Temperatures have risen across much of Europe this week and wildfires have raged across much of the continent.
In one region in France alone, more than 12,000 people had to be evacuated because the fires were raging.
Spain, Turkey, Croatia and Portugal have also seen huge blazes – it took 3,000 firefighters this week to battle the blazes in Portugal, with dozens of people injured in the blaze.
And wildfires have destroyed 3,500 acres of land in Extremadura, Spain.
It is not known how many animals were killed or injured in these fires, but many are expected to have died due to the increasingly unforgiving weather conditions.
Wildfires are also a problem worldwide, especially in the US in hot states like California.
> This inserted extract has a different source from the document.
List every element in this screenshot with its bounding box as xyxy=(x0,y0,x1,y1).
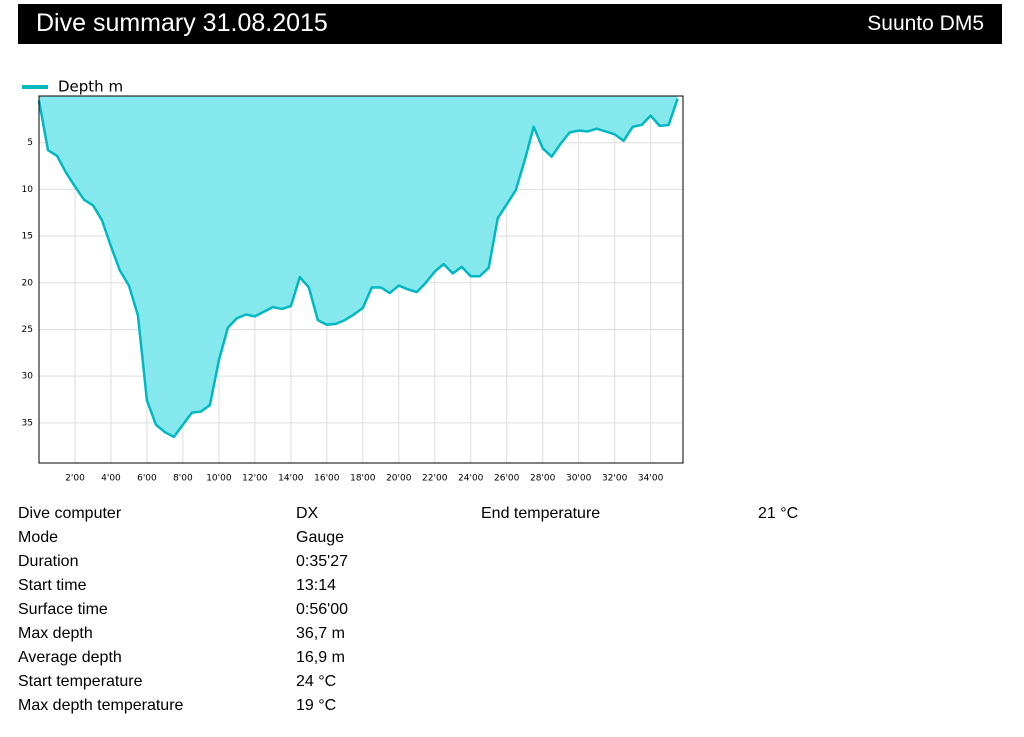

The UK government has held Cobra meetings over upcoming boiling temperatures as the NHS is expected to struggle with demand.
The Met Office has issued its first extreme heat red weather alert, meaning life is at risk for the entire population, not just those more vulnerable to the heat.
On Friday, Secretary of State Liz Truss said she would impose a temporary moratorium on the environmental tax on domestic energy bills, arguing there are better ways to reach the net-zero goal.
The debate came as fires raged across the world, and some of the worst fires were in Portugal, where a fire-fighting plane pilot died on Friday when his plane crashed during a sortie in the north-east.
It was the first fire death in Portugal this year, but the blaze this week has injured more than 160 people and forced hundreds to evacuate.
Fire season has hit parts of Europe earlier than usual this year after an unusually dry hot spring left the ground parched, which authorities blame on climate change.
As France’s worst fire drew closer to populated cities, some of the 11,000 people evacuated in the region described fear and uncertainty about what they would find when they returned.
Images shared by firefighters showed flames shooting across a mass of pine trees and black smoke stretching over the horizon.
Firefighters on Saturday focused on using fire trucks to surround vulnerable villages and save as many homes as possible, Charles Lafourcade, who oversees the French fire service, told reporters.
About 3,000 firefighters, assisted by water-drain planes, are battling the blazes in southern France, the president said, and Greece sent fire-fighting equipment to help.